Via a new study from the British think tank Demos (via Alternet):
These findings are important to America for two reasons.
First, they tell us that, contrary to evidence in the United States, the intersection of religion and politics doesn't have to be fraught with hypocrisy. Britain is a Christian-dominated country, and the Christian Bible is filled with liberal economic sentiment. It makes perfect sense, then, that the more devoutly loyal to that Bible one is, the more progressive one would be on economics.
That highlights the second reason this data is significant: the findings underscore an obvious contradiction in our own religious politics.
Here in the United States, those who self-identify as religious tend to be exactly the opposite of their British counterparts when it comes to politics. As the Pew Research Center recently discovered, "Most people who agree with the religious right also support the Tea Party" and its ultra-conservative economic agenda. Summing up the situation, scholar Gregory Paul wrote in the Washington Post that many religious Christians in America simply ignore the Word and "proudly proclaim that the creator of the universe favors free wheeling, deregulated union busting, minimal taxes, especially for wealthy investors, and plutocrat-boosting capitalism as the ideal earthly scheme for his human creations."
The conflation of economic conservatism and conservative Christianity in the United States is something that continues to puzzle me. While one might reasonably be able to draw some of the more culturally conservative conclusions that many evangelicals rely on from the Bible (though not nearly as strongly as they seem to think), there's no way a reasonable Christian can read the Bible and come to the strange libertarian conclusions that are so much the bread and butter of the religious right on economic issues (as, for example, recent statements by Rick Warren demonstrate).
At the same time, I want to be cautious here. It's also not true that you can draw any kind of detailed conclusions in favor of socialism from the Bible either. As my conservative friends would no doubt remind me very quickly, the Bible may instruct Christians to act with charity toward their neighbors, but that's not the same thing as asking the government to do so.
This is true, but not really on point. It demonstrates the key deficiency with attempting to base any kind of public policy on the Bible. What Christians can and should conclude from the Bible is that we are corporately called upon to look after the widows, orphans, and strangers in our midst -- in other words, the weak and vulnerable. Once we understand that as our moral obligation, the question becomes what is the best method for doing that.

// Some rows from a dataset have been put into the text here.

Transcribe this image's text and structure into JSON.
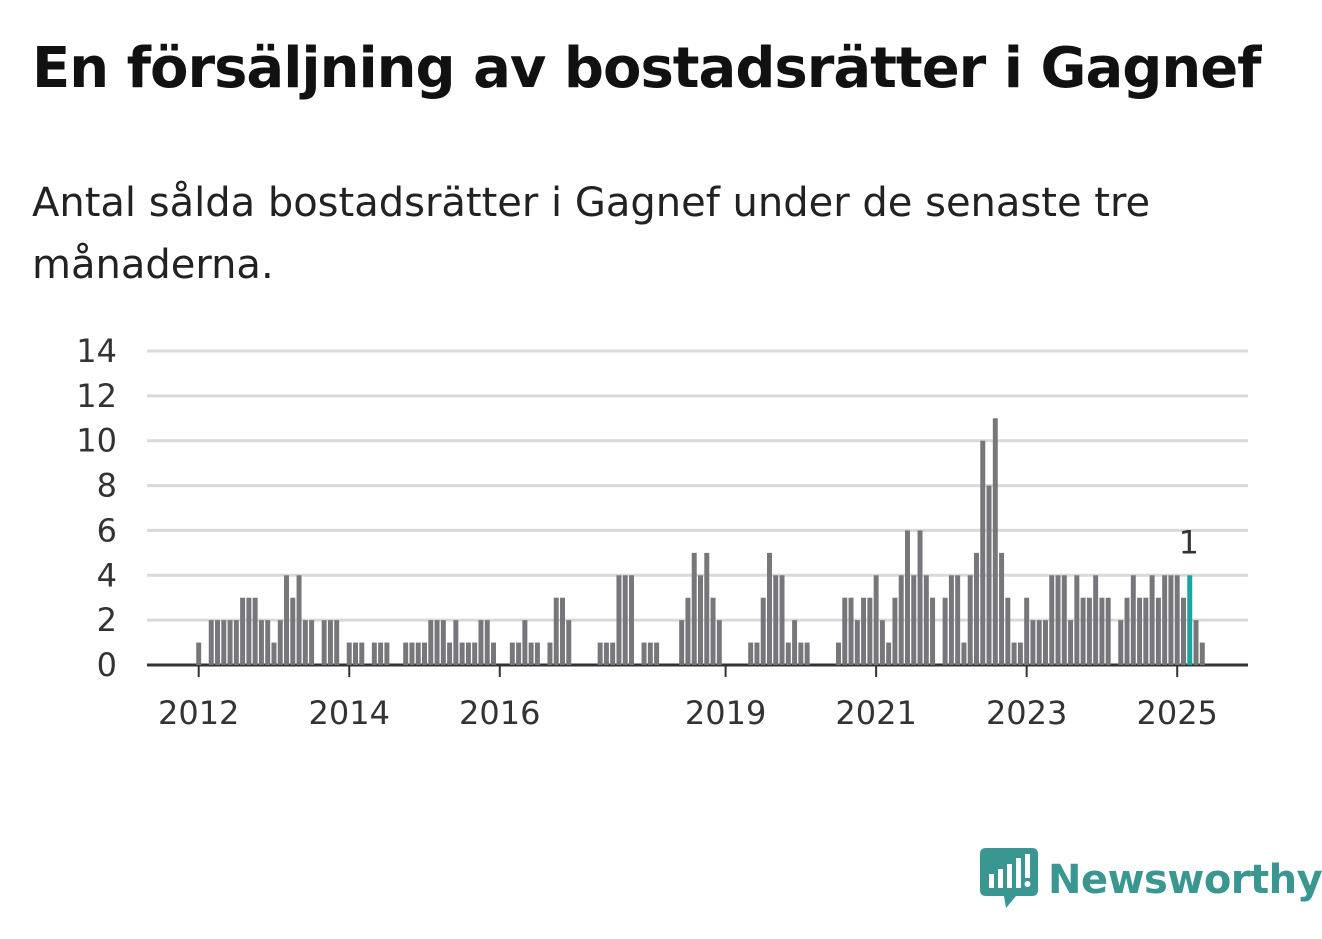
{
  "title": "En försäljning av bostadsrätter i Gagnef",
  "subtitle": "Antal sålda bostadsrätter i Gagnef under de senaste tre månaderna.",
  "brand": {
    "name": "Newsworthy",
    "color": "#3a9690"
  },
  "colors": {
    "bar": "#77767b",
    "highlight": "#1aa6a0",
    "grid": "#d9d9d9",
    "axis": "#333333"
  },
  "chart_data": {
    "type": "bar",
    "title": "",
    "xlabel": "",
    "ylabel": "",
    "ylim": [
      0,
      14
    ],
    "yticks": [
      0,
      2,
      4,
      6,
      8,
      10,
      12,
      14
    ],
    "x_start": "2011-04",
    "x_end": "2025-03",
    "xtick_labels": [
      "2012",
      "2014",
      "2016",
      "2019",
      "2021",
      "2023",
      "2025"
    ],
    "xtick_dates": [
      "2012-01",
      "2014-01",
      "2016-01",
      "2019-01",
      "2021-01",
      "2023-01",
      "2025-01"
    ],
    "grid": true,
    "highlight_date": "2025-03",
    "highlight_label": "1",
    "values": [
      0,
      0,
      0,
      0,
      0,
      0,
      0,
      0,
      0,
      1,
      0,
      2,
      2,
      2,
      2,
      2,
      3,
      3,
      3,
      2,
      2,
      1,
      2,
      4,
      3,
      4,
      2,
      2,
      0,
      2,
      2,
      2,
      0,
      1,
      1,
      1,
      0,
      1,
      1,
      1,
      0,
      0,
      1,
      1,
      1,
      1,
      2,
      2,
      2,
      1,
      2,
      1,
      1,
      1,
      2,
      2,
      1,
      0,
      0,
      1,
      1,
      2,
      1,
      1,
      0,
      1,
      3,
      3,
      2,
      0,
      0,
      0,
      0,
      1,
      1,
      1,
      4,
      4,
      4,
      0,
      1,
      1,
      1,
      0,
      0,
      0,
      2,
      3,
      5,
      4,
      5,
      3,
      2,
      0,
      0,
      0,
      0,
      1,
      1,
      3,
      5,
      4,
      4,
      1,
      2,
      1,
      1,
      0,
      0,
      0,
      0,
      1,
      3,
      3,
      2,
      3,
      3,
      4,
      2,
      1,
      3,
      4,
      6,
      4,
      6,
      4,
      3,
      0,
      3,
      4,
      4,
      1,
      4,
      5,
      10,
      8,
      11,
      5,
      3,
      1,
      1,
      3,
      2,
      2,
      2,
      4,
      4,
      4,
      2,
      4,
      3,
      3,
      4,
      3,
      3,
      0,
      2,
      3,
      4,
      3,
      3,
      4,
      3,
      4,
      4,
      4,
      3,
      4,
      2,
      1
    ]
  }
}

Now, conservatives and liberals on economic issues can reach different conclusions on that point, but the underlying question of responsibility is quite clear: We do in fact have a social, corporate obligation to care for the weak. As a matter of economic ethics, I think the evidence is strong that a comprehensive social safety net, that promises decent and abundant social services to all citizens, is the most effective way of doing that. While conservatives may be able to make some cogent arguments against me on that front, insofar as we are in an argument about Christian moral responsibility, they can't argue against the basic need to protect the vulnerable.